[vlc-devel] [RFC 0/1] Let decoders decide over DPB size.

Mon Aug 26 12:03:09 CEST 2013

Am 26.08.2013 11:42, schrieb Martin Storsjö:
> On Fri, 23 Aug 2013, Rémi Denis-Courmont wrote:
>
>> Le vendredi 23 août 2013 17:38:45 Julian Scheel a écrit :
>>
>>> While working with the omx modules I ran into this problem on Tegra 2 as
>>> well as Raspberry Pi platforms, because both did not have enough
>>> memory to
>>> store 24 or more full 1080p frames in the GPU memory. But as they do not
>>> require the dpb to be stored in the picture pool, but deal with it
>>> internally it is in fact possible to remove the dpb_size form the
>>> picture
>>> pool and run with a much smaller picture pool without any issues.
>>
>> I believe that is a problem within the OMX decoder. It would seem to
>> perform indirect rendering. This is slow, and indeed wasteful of
>> memory space, especially on low-end systems.
>
> Yes, it does (more or less) indirect rendering. With how things are done
> right now, we copy data from the decoder-allocated buffer into an output
> buffer (from a picture pool or ideally from the vout directly), but
> Julian is trying to use the mode where we provide the buffer to write
> into, hopefully sparing at least one memcpy.
>
> As far as I understand the OMX specs, I'm not sure if you actually can
> do real full direct rendering where the external buffers are used as
> internal DPB at all.
>
>
> So on the Raspberry Pi, the codec internally allocates all the DPB
> buffers regardless of what buffer modes you use, and then there's not
> enough memory to allocate a full set of DPB buffers in the vout, and
> even if there was enough memory, you couldn't really use this as
> internal buffers for the codec as in avcodec.

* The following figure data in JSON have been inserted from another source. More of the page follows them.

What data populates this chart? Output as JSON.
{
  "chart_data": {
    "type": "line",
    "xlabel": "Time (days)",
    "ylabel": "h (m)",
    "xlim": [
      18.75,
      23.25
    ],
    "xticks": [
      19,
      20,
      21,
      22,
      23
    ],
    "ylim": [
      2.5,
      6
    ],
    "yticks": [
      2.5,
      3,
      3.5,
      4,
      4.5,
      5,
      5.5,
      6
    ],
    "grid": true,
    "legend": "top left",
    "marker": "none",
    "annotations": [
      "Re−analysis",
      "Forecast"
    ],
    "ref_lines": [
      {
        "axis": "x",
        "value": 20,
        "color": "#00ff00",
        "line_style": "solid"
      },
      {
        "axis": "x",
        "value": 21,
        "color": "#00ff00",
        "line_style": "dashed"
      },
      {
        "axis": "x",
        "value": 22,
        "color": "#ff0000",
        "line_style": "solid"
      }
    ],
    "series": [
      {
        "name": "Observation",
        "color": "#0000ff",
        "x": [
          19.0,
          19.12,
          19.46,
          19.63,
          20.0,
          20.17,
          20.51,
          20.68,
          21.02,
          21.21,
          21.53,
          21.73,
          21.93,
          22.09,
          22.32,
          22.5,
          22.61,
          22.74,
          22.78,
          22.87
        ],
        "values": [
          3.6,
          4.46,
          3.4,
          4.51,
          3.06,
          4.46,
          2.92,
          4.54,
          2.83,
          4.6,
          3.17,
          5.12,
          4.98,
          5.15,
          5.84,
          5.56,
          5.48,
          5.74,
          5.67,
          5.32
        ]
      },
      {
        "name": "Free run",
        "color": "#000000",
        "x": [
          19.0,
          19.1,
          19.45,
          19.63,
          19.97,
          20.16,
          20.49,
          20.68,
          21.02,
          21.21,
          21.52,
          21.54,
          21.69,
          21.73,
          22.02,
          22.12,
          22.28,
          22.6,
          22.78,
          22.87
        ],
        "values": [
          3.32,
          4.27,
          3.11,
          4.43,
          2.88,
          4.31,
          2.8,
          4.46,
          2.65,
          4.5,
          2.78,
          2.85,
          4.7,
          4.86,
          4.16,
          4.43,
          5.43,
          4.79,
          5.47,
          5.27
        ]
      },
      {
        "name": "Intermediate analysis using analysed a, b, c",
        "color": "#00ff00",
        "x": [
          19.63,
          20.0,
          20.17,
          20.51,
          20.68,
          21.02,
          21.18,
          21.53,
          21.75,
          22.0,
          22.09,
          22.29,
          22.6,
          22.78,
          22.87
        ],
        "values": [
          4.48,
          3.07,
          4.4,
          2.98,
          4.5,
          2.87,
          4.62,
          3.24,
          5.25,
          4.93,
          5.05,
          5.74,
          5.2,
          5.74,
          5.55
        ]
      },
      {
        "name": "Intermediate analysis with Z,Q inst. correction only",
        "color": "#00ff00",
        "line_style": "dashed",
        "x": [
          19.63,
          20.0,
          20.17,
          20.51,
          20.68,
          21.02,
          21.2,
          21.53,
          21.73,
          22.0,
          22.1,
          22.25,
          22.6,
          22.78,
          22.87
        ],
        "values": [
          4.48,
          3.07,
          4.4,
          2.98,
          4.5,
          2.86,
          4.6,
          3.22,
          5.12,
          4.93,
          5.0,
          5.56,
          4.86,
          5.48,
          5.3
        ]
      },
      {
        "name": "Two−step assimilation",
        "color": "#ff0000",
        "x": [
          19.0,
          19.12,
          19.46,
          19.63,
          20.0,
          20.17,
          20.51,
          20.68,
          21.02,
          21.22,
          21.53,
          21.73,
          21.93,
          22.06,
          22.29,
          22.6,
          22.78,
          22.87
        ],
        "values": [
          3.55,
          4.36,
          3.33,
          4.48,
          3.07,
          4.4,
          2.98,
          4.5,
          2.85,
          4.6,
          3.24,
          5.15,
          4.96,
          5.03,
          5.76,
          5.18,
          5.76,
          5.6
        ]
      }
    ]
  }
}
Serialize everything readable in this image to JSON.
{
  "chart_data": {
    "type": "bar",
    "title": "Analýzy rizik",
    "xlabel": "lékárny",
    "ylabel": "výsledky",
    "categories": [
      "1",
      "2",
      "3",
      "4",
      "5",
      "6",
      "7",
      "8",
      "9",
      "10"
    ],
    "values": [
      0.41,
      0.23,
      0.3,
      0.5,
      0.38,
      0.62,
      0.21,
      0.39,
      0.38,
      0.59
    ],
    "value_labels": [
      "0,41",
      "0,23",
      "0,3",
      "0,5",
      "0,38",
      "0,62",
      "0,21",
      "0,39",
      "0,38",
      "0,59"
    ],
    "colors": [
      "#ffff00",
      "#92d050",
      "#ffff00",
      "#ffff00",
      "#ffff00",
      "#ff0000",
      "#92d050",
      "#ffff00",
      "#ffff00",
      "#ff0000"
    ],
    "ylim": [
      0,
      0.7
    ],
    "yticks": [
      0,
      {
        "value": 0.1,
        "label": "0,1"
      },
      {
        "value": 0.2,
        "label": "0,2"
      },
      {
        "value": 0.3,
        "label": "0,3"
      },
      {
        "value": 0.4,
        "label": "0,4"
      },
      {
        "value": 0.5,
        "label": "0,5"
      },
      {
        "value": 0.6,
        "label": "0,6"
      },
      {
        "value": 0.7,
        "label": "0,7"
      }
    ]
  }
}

I did some homework in the last days and came to the following results:
When calling AllocateBuffer on an OMX component which is not part of a 
tunnel the memory is allocated on CPU side. If the obtained buffer is 
then passed to a UseBuffer call of another component it is filled by a 
DMA transfer on OMX_FillThisBuffer. The other way round the buffer is 
transferred back to the GPU with OMX_EmptyThisBuffer.
So this indeed is no real direct rendering, but some DMA accelerated 
indirect rendering. The only way to get a full direct rendering pipeline 
in OMX seems to be using the OMX tunnels, which would not fit very well 
into the VLC module concept.

Regarding the DPB it's as Martin says. The DPB list is taken care of in 
the GPU memory by the OMX decoder and the buffers headed to the user 
through AllocateBuffer are not part of the DPB. So if the videocore 
forces the videooutput to allocate enough buffers to keep the full dpb, 
this will be a waste of memory and actually waste enough memory to let 
it fail in many scenarios (1080p h264 on RPi for example).

So my proposal would indeed be to shift the dpb size requirements into 
the decoder modules. I will try to walk through the existing decoders 
and extend my patch, so that all decoders, that might use the buffers 
for DPB, actually get them allocated.

I will post an updated patch then.

-Julian